Aleksey Schigolev Алексей Щиголев

Personal information
- Full name: Aleksey Nikolaevich Schigolev
- Date of birth: 18 September 1972 (age 52)
- Place of birth: Moscow, Soviet Union
- Height: 1.91 m (6 ft 3 in)
- Position(s): Defender

Youth career
- 1989–1991: Torpedo Moscow

Senior career*
- Years: Team / Apps / (Gls)
- 1991: Zvezda Moscow / 1 / (0)
- 1991–1992: Torpedo Moscow / 1 / (0)
- 1993–1994: Shinnik Yaroslavl / 51 / (0)
- 1994: LG Cheetahs / 3 / (0)
- 1994–1995: Beitar Tel Aviv / 28 / (0)
- 1996: Bucheon Yukong / 22 / (0)
- 1997: Shinnik Yaroslavl / 21 / (0)
- 1998: Uralan Elista / 4 / (0)
- 1999: Tom Tomsk / 15 / (0)
- 1999–2000: Maccabi Herzliya / 6 / (0)
- 2000–2002: Tom Tomsk / 70 / (0)
- 2003–2005: Metallurg-Kuzbass Novokuznetsk / 114 / (2)
- 2006: Ryazan-Agrokomplekt / 32 / (0)
- 2007–2009: Dinamo Brest / 53 / (0)

= Aleksey Shchigolev =

Russian footballer (born 1972)

Aleksey Shchigolev (Алексей Щиголев; born 18 September 1972) is a retired Russian footballer who played as defender.

== Career ==
Shchigolev played for FC Tom Tomsk in the Russian First Division during the 2001 season, and Metallurg-Kuzbass in the Russian First Division during the 2003 season.

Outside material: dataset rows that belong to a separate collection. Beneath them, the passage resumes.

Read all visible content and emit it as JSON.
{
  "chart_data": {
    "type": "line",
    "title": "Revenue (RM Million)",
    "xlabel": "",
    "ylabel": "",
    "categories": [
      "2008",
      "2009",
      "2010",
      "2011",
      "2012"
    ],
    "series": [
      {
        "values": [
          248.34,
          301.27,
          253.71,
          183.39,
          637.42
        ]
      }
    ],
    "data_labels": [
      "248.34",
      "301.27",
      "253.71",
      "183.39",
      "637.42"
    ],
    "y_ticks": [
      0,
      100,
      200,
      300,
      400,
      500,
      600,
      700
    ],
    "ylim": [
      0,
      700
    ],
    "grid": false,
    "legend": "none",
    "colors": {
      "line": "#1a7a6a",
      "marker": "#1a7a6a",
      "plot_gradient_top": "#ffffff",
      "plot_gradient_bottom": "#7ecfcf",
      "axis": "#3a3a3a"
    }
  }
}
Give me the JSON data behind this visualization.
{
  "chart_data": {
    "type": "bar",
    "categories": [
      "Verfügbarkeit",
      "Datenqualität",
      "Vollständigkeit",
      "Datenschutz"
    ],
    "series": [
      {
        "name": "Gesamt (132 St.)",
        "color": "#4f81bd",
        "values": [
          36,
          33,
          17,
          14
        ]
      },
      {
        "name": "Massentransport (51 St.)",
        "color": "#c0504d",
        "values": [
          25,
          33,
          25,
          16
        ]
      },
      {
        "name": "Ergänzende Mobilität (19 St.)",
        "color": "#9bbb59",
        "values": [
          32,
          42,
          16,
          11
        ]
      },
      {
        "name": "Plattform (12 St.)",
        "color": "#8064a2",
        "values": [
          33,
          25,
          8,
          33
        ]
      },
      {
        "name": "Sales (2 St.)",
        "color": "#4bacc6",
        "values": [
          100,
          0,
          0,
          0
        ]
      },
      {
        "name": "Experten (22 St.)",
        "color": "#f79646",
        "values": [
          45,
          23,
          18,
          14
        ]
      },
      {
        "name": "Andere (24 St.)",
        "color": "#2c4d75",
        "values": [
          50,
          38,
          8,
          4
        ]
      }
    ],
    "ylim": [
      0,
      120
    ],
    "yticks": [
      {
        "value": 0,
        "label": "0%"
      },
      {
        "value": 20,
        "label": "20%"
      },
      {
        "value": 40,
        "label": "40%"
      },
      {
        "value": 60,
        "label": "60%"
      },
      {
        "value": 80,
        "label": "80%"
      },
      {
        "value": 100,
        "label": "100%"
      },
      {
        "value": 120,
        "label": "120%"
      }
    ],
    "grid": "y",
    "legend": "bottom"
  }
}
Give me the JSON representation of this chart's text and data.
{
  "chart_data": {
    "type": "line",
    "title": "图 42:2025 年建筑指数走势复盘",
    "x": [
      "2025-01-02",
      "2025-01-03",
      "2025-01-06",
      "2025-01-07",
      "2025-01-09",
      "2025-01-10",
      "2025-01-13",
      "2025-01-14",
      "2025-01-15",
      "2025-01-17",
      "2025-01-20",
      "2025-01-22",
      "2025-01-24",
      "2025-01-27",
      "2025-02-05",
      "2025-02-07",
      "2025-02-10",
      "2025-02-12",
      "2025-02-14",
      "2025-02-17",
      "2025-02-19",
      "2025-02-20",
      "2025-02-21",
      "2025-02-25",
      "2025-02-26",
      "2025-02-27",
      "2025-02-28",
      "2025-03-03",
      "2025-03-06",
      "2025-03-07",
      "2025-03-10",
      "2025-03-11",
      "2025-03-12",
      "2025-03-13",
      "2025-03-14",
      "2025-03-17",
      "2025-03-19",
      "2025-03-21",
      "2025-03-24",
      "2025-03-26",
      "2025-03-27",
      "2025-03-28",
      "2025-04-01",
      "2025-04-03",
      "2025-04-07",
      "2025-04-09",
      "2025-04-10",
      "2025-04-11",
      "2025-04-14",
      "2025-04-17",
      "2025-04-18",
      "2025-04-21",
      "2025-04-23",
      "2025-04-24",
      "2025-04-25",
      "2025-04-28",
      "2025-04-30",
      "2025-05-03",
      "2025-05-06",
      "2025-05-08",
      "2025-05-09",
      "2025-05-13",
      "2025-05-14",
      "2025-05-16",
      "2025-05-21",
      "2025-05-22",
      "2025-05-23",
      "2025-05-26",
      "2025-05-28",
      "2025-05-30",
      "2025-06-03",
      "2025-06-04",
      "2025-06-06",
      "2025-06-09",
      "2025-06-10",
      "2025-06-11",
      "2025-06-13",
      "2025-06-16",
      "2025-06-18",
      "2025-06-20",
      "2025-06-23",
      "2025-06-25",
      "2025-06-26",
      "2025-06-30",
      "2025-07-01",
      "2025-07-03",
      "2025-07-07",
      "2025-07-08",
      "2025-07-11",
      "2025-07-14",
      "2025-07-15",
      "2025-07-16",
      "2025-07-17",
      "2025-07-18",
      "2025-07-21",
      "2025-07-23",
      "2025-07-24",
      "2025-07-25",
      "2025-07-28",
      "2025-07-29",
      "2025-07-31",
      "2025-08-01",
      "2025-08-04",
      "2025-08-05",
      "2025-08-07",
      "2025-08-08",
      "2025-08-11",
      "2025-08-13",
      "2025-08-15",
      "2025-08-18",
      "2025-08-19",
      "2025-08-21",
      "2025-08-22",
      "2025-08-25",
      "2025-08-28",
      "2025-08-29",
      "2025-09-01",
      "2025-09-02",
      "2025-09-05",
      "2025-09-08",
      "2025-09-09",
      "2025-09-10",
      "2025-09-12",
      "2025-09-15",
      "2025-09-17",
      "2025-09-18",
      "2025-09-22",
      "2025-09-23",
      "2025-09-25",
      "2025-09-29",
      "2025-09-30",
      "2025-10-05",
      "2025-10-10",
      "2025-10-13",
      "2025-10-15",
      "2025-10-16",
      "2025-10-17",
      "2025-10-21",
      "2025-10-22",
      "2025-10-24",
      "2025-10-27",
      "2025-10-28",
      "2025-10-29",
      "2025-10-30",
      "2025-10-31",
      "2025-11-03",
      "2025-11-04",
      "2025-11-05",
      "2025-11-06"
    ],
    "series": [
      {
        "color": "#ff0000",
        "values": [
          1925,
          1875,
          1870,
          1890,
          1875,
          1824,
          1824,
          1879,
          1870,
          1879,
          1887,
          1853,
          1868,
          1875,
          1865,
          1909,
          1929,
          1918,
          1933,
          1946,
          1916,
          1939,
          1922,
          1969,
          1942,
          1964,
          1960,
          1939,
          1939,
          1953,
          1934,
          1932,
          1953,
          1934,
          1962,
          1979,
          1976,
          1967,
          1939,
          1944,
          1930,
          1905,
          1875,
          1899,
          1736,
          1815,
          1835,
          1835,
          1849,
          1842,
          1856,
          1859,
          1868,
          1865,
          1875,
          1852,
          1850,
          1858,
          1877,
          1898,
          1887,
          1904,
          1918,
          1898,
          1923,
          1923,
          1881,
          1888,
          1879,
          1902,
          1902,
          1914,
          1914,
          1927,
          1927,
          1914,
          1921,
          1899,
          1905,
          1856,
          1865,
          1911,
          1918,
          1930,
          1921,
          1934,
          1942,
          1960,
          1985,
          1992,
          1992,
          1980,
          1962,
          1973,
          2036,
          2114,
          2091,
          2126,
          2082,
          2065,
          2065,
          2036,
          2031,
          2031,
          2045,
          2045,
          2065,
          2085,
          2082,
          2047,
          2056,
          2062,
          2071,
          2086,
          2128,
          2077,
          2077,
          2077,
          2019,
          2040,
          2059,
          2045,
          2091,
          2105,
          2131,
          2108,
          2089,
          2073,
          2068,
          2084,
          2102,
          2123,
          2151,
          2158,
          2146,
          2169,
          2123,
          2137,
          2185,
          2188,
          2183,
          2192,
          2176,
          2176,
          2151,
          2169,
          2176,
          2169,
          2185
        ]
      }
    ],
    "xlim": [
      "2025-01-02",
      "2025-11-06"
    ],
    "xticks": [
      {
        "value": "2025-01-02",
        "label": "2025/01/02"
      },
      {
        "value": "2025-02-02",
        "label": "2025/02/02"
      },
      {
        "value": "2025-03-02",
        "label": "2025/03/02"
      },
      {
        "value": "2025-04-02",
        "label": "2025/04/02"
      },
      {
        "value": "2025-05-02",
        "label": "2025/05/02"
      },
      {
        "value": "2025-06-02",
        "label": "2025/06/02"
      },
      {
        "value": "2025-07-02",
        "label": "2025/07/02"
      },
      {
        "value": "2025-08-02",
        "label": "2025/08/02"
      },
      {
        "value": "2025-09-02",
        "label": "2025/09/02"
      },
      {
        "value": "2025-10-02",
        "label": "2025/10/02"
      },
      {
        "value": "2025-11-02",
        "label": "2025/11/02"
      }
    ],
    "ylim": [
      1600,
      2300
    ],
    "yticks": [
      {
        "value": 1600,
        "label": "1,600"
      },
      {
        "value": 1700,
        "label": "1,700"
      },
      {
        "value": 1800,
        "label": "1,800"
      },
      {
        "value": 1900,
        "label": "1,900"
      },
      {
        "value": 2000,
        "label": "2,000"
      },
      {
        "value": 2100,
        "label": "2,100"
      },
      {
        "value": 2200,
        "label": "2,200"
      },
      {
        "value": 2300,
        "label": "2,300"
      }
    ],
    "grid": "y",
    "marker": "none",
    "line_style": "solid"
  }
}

He also joined many foreign clubs in various countries. He played for Jeju United of the South Korean K-League, then known as Bucheon Yukong. He also played Beitar Tel Aviv and Maccabi Herzliya in the Israeli Premier League. He finished his career last season with FC Dinamo Brest in Belarus.